Study setting
The study was conducted from February to March, 2017 in Ho central within the Municipality of the Volta Region of Ghana. The Ho central is one of the four sub-municipals in the Ho municipality comprising of twelve health facilities with the MHD responsible for management and providing support to the sub-municipals. Three of these facilities are hospitals; the regional, municipal and a private hospital and the rest clinics, Community-based health planning and services (CHPS) and family health units. These facilities are manned by trained and skilled health personnel who manage all kinds of health-related issues. Community health nurses at the various Reproductive and Child Health units perform vaccinations in the facilities and outreach services. Data are generated at the end of vaccination, recorded in assigned books and safely kept. The availability of skilled personnel therefore affects data quality. The study was specifically conducted in two clinics and a CHPS compound located within the central municipality.
Study population and design
According to the 2017 projected populated by the Ghana Statistical Service, the population of Ho municipality was 209,161 with under-five being 23,734 [21]. Immunization data on under-five children from sampled health facilities were studied. The study was descriptive cross-sectional. This design was chosen because it was appropriate in terms of time for the study. Data of immunized children under 18 months were studied. They were examined in tally books and reports and recorded into DQS tool [18] for analysis.
Sampling of vaccines and health facilities
Selection of vaccines and study facilities began at the MHD. The three vaccines - BCG, Penta 3 and Measles 2 were selected randomly. This was done using simple random sampling where names of the twelve vaccines were written on pieces of paper and picked without replacement. Health facilities in Ho central that performed immunization and had complete data on the selected vaccines for January to December, 2015 were included. All the hospitals were excluded because they did not vaccinate against Measles 2. Any facility that had zero records of BCG, Penta 3 and Measles 2 were also excluded. Three of the nine eligible facilities were selected using simple random sampling. Selection of three health facilities was based on previous similar study [14]. This was done by writing their names on pieces of paper and picking at random without replacement. Letters A, B and C were used to represent the facilities in the analysis for the purposes of anonymity.
Definition of terms
Data accuracy: the degree to which data has attributes that correctly represent the true value of the intended attribute of a concept or event in a specific context of use [22].
Data consistency: the degree to which data has attributes that are free from contradiction and are coherent with other data in a specific context of use [22].
Discrepancy: the data from two or more sources are not consistent.
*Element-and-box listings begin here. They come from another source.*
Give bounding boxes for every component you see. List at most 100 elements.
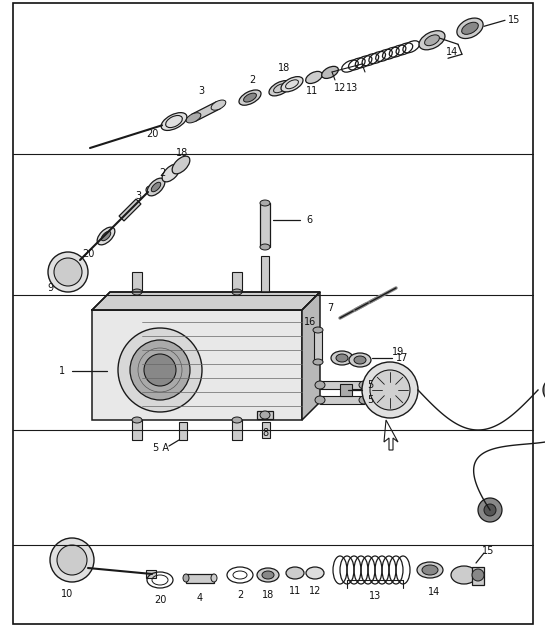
Ellipse shape bbox=[281, 77, 303, 92]
Bar bbox=[92, 310, 302, 420]
Ellipse shape bbox=[183, 574, 189, 582]
Circle shape bbox=[478, 498, 502, 522]
Circle shape bbox=[50, 538, 94, 582]
Bar bbox=[232, 272, 242, 292]
Text: 20: 20 bbox=[82, 249, 94, 259]
Bar bbox=[179, 422, 187, 440]
Text: 8: 8 bbox=[262, 428, 268, 438]
Circle shape bbox=[130, 340, 190, 400]
Text: 15: 15 bbox=[482, 546, 494, 556]
Text: 12: 12 bbox=[334, 84, 346, 94]
Bar bbox=[261, 256, 269, 292]
Circle shape bbox=[146, 186, 154, 194]
Ellipse shape bbox=[152, 182, 161, 192]
Bar bbox=[320, 396, 364, 404]
Ellipse shape bbox=[232, 417, 242, 423]
Text: 19: 19 bbox=[392, 347, 404, 357]
Circle shape bbox=[472, 569, 484, 581]
Ellipse shape bbox=[239, 90, 261, 106]
Text: 10: 10 bbox=[61, 589, 73, 599]
Ellipse shape bbox=[336, 354, 348, 362]
Text: 14: 14 bbox=[428, 587, 440, 597]
Ellipse shape bbox=[244, 93, 257, 102]
Text: 15: 15 bbox=[508, 15, 520, 25]
Ellipse shape bbox=[161, 112, 187, 131]
Ellipse shape bbox=[232, 289, 242, 295]
Ellipse shape bbox=[147, 178, 165, 196]
Bar bbox=[186, 574, 214, 583]
Circle shape bbox=[484, 504, 496, 516]
Polygon shape bbox=[119, 199, 141, 221]
Text: 2: 2 bbox=[237, 590, 243, 600]
Text: 5: 5 bbox=[367, 380, 373, 390]
Bar bbox=[472, 567, 484, 585]
Bar bbox=[232, 420, 242, 440]
Ellipse shape bbox=[132, 417, 142, 423]
Circle shape bbox=[144, 354, 176, 386]
Text: 3: 3 bbox=[198, 87, 204, 97]
Text: 7: 7 bbox=[327, 303, 333, 313]
Ellipse shape bbox=[313, 327, 323, 333]
Circle shape bbox=[118, 328, 202, 412]
Text: 3: 3 bbox=[135, 191, 141, 201]
Text: 4: 4 bbox=[197, 593, 203, 603]
Bar bbox=[132, 272, 142, 292]
Text: 18: 18 bbox=[278, 63, 290, 73]
Bar bbox=[262, 422, 270, 438]
Bar bbox=[146, 570, 156, 578]
Ellipse shape bbox=[186, 113, 201, 123]
Circle shape bbox=[362, 362, 418, 418]
Circle shape bbox=[54, 258, 82, 286]
Ellipse shape bbox=[349, 353, 371, 367]
Text: 18: 18 bbox=[262, 590, 274, 600]
Ellipse shape bbox=[132, 289, 142, 295]
Ellipse shape bbox=[419, 31, 445, 50]
Polygon shape bbox=[92, 292, 320, 310]
Ellipse shape bbox=[422, 565, 438, 575]
Ellipse shape bbox=[211, 100, 226, 110]
Polygon shape bbox=[384, 420, 398, 450]
Ellipse shape bbox=[269, 80, 291, 96]
Text: 5: 5 bbox=[367, 395, 373, 405]
Ellipse shape bbox=[313, 359, 323, 365]
Text: 6: 6 bbox=[306, 215, 312, 225]
Bar bbox=[340, 384, 352, 396]
Text: 12: 12 bbox=[309, 586, 321, 596]
Ellipse shape bbox=[101, 231, 111, 241]
Bar bbox=[260, 203, 270, 247]
Ellipse shape bbox=[331, 351, 353, 365]
Ellipse shape bbox=[97, 227, 115, 245]
Circle shape bbox=[48, 252, 88, 292]
Ellipse shape bbox=[315, 381, 325, 389]
Ellipse shape bbox=[211, 574, 217, 582]
Ellipse shape bbox=[417, 562, 443, 578]
Ellipse shape bbox=[260, 411, 270, 419]
Ellipse shape bbox=[257, 568, 279, 582]
Circle shape bbox=[543, 378, 545, 402]
Text: 16: 16 bbox=[304, 317, 316, 327]
Ellipse shape bbox=[172, 156, 190, 174]
Ellipse shape bbox=[262, 571, 274, 579]
Polygon shape bbox=[302, 292, 320, 420]
Text: 20: 20 bbox=[154, 595, 166, 605]
Circle shape bbox=[57, 545, 87, 575]
Text: 13: 13 bbox=[346, 83, 358, 93]
Ellipse shape bbox=[425, 35, 439, 46]
Text: 9: 9 bbox=[47, 283, 53, 293]
Text: 11: 11 bbox=[306, 87, 318, 97]
Ellipse shape bbox=[457, 18, 483, 38]
Ellipse shape bbox=[162, 164, 180, 182]
Bar bbox=[257, 411, 273, 419]
Text: 14: 14 bbox=[446, 47, 458, 57]
Text: 2: 2 bbox=[159, 168, 165, 178]
Ellipse shape bbox=[354, 356, 366, 364]
Text: 20: 20 bbox=[146, 129, 158, 139]
Ellipse shape bbox=[286, 567, 304, 579]
Ellipse shape bbox=[322, 67, 338, 78]
Bar bbox=[132, 420, 142, 440]
Ellipse shape bbox=[462, 22, 479, 35]
Ellipse shape bbox=[315, 396, 325, 404]
Text: 2: 2 bbox=[249, 75, 255, 85]
Circle shape bbox=[370, 370, 410, 410]
Text: 11: 11 bbox=[289, 586, 301, 596]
Measurement of data accuracy and discrepancy
The DQS tool is a standard tool developed by the WHO and use to determine accuracy of immunization data. It is simple to use in comparing immunization data from a source such as tally sheets data to reports submitted to health directorate by same facility and period. This tool has been used in previous studies on data quality and findings establish inconsistency between source documents such as tally books and reports extracted from same data.
Accuracy ratio is obtained by dividing tallied figure by report figure and multiply by 100 percent. The discrepancy is obtained by subtracting the accuracy ratio from 100. An accuracy ratio less than 100 percent indicates overreporting whereas underreporting occurs when accuracy ratio is greater than 100 percent [23]. Overreporting gives an accuracy figure of less than 100 percent and positive discrepancy figure indicating more data being reported to the MHD than found in the tally registers. Underreporting gives an accuracy figure more than 100 percent and a negative discrepancy figure demonstrating less data being reported to the MHD than recorded in the tally registers.
Data collection procedure
Reported data from the sampled facilities on BCG, Penta 3 and Measles 2 were first obtained from the MHD. Data on reports were read, recorded and reread for each month per vaccine to avoid errors. Visits were then made to facilities selected and data on tally sheets which are the original source documents were recounted. Tallies against the vaccines involve were recounted thrice for each month per vaccine at all facilities. The WHO DQS tool [23] was adopted and modified in excel. The data were first recorded in a note book and then transferred into the tool in excel sheet for analysis. In all three facilities involved, visits were made twice because, some of the tally books were not available on the first visit.
Data analysis
Data collected from the different levels were entered into Microsoft excel for storage and analysis. Data upon entry into excel were cross-checked thrice to avoid transcription error. A template of the WHO DQS tool was created in excel. Data for each month per vaccine and for each facility was then entered into the tool to generate accuracy ratio and discrepancy level (100 – accuracy ratio). Descriptive statistics was done with excel and presented in simple graphs and tables.
Ethical issues
Ethical clearance for the study was obtained from Ghana Health Service Ethical Review Committee (GHS-ERC) with number GHS-ERC: 64/10/2016. Permission was sought from the MHD through an introductory letter. GHS data request form at the MHD was filled before accessing reports. Letters were rewritten by the Municipal Health Director and sent to the facility in-charges who gave approval before data were accessed. Letters A, B and C were used to represent the 3 facilities for the sake of anonymity.